Functional Characterization of NFS, ISD11, and MTU1 Proteins: involvement in Mitochondrial Biology in Trypanosoma cruzi.

Abstract

Trypanosoma cruzi, which causes Chagas disease, affects around 7 million people worldwide. This has unique characteristics like a single branched mitochondria housing the mitochondrial genome (kDNA). For the translation of genes encoded by kDNA to occur, it is necessary to import all transport RNAs (tRNAs) from the cytosol. tRNAs are post-transcriptionally modified and these modifications perform different functions such as stability and regulation of gene expression. Among the modifications identified so far, thiolation was found in positions 33 and 34 of tRNAs, with uridine thiolation in position 33 (sU33) identified only in trypanosomatids. sU33 thiolation negatively modulates tRNATrp editing in Trypanosoma brucei mitochondria, which impacts mitochondrial gene expression. The protein complex responsible for this modification is formed by a cysteine desulfurase (NFS; EC.:2.8.1.7), its accessory protein (ISD11) and a tRNA-specific 2-thiouridylase (MTU1; E.C.:2.8.1.14), using the amino acid cysteine as a thiol group donor. In addition to thiolation, the NFS and ISD11 proteins are involved in the synthesis of Fe-S complexes, crucial to electron transfer and protein biogenesis.
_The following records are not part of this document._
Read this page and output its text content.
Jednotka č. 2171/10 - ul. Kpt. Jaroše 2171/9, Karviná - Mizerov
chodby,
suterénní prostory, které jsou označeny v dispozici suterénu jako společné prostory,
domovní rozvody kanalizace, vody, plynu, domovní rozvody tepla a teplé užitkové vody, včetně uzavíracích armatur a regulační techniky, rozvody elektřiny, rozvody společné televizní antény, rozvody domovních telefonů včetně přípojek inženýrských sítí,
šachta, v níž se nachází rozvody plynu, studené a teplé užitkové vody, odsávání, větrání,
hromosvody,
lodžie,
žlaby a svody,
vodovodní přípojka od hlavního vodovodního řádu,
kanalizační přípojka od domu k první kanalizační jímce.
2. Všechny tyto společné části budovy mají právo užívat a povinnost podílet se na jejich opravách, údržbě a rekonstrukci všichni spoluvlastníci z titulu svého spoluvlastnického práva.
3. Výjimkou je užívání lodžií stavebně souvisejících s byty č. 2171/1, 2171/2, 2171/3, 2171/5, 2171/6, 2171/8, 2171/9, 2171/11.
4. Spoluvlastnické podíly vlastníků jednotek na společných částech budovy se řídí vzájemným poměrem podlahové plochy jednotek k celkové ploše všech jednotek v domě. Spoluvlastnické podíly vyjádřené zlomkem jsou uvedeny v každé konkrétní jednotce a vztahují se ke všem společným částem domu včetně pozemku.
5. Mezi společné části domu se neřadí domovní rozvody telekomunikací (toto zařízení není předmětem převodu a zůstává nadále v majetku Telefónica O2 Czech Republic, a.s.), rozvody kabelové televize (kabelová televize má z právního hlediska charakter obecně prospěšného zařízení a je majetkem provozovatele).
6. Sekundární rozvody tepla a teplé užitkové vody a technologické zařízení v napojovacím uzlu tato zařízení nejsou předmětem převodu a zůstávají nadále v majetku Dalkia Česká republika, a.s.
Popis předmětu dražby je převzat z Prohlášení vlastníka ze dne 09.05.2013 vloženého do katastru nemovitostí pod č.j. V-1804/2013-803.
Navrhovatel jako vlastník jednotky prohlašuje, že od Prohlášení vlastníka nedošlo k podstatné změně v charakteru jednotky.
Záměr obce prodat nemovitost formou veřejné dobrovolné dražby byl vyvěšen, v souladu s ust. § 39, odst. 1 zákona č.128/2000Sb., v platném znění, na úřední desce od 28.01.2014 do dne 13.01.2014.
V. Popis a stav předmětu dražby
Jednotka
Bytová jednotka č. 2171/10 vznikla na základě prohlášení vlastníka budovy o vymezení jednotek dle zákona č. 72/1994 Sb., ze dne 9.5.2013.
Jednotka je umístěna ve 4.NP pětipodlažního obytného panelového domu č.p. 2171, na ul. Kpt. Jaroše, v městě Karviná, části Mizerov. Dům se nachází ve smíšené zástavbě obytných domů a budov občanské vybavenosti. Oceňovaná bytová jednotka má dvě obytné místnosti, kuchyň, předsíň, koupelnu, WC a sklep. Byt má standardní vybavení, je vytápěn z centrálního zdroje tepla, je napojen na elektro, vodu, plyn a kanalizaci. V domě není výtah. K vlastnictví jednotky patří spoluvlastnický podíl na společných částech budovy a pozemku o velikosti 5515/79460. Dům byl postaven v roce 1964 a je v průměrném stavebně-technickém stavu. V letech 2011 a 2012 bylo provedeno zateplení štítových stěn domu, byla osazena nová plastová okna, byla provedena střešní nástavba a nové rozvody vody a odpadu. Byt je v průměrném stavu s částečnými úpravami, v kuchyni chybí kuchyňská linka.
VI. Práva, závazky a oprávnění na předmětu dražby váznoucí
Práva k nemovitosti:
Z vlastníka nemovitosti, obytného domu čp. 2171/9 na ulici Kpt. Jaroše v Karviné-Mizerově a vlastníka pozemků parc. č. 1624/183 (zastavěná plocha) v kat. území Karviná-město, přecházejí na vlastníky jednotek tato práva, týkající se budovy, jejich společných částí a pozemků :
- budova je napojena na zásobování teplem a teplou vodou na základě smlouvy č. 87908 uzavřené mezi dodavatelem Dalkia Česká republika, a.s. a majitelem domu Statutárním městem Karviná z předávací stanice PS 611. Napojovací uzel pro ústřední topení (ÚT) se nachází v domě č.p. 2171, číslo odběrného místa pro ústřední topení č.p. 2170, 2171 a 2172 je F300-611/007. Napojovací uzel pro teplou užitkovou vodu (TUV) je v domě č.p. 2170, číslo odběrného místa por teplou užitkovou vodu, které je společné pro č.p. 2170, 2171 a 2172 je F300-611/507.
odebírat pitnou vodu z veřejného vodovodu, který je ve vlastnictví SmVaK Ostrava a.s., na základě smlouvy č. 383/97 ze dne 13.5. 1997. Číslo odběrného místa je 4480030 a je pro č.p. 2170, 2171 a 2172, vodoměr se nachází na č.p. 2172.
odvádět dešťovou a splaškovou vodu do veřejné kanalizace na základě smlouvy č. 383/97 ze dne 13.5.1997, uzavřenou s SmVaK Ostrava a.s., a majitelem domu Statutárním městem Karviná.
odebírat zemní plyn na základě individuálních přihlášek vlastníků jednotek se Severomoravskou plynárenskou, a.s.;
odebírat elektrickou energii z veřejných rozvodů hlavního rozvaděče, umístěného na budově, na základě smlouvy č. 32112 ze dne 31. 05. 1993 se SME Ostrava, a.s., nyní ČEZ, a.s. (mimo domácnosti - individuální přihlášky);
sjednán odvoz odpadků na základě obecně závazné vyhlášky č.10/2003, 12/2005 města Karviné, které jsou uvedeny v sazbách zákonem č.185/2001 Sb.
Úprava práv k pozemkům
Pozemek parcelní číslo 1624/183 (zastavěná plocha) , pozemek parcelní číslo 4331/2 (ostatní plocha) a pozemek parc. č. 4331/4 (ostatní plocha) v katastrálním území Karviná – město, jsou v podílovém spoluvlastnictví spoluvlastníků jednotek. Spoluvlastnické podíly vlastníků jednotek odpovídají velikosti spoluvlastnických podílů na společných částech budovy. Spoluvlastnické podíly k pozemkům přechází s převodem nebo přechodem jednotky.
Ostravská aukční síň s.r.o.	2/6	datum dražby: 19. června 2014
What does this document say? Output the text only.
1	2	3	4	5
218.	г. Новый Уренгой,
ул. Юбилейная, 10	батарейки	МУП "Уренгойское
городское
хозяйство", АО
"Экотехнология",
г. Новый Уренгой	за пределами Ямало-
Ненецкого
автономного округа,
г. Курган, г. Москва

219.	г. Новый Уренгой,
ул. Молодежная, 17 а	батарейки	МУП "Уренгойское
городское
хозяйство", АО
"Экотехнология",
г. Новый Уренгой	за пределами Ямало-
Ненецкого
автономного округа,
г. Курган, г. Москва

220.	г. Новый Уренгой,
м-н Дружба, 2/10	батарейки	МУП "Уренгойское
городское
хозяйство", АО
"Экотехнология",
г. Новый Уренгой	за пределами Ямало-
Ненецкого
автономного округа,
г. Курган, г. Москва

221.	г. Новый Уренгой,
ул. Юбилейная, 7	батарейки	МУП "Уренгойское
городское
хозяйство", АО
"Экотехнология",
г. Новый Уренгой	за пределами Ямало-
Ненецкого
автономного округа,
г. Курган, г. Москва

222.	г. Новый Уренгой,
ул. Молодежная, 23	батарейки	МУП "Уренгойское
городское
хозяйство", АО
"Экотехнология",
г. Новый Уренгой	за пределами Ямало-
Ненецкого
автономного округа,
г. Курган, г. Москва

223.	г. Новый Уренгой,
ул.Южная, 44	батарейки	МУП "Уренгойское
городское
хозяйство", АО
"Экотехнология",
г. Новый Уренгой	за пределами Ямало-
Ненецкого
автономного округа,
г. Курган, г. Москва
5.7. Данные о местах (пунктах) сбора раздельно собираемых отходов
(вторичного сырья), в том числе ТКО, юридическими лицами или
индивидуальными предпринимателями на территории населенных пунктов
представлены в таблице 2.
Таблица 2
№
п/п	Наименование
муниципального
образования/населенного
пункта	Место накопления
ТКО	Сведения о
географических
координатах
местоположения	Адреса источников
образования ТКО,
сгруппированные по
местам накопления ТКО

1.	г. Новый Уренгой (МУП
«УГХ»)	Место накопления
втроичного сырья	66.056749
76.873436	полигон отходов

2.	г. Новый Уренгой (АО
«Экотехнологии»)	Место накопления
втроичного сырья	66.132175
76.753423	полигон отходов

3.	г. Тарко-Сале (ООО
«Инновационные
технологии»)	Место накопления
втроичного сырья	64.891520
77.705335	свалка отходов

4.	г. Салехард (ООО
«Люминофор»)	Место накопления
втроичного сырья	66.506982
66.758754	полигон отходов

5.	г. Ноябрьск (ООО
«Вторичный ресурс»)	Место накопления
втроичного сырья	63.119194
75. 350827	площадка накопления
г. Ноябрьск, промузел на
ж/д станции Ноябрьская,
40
The T. cruzi genome encodes putative orthologs of these proteins, but their involvement in the mitochondrial biology of this parasite has not yet been investigated. Therefore, the present project aims to investigate the impact of these enzymes on the biology of T. cruzi, through: i. phenotyping throughout the parasite's life cycle of knockout lines already produced for the genes of interest, ii. determination of the subcellular localization and functional partners of the proteins of interest; and iii. characterization of the enzymatic activity of the NFS and MTU1 proteins.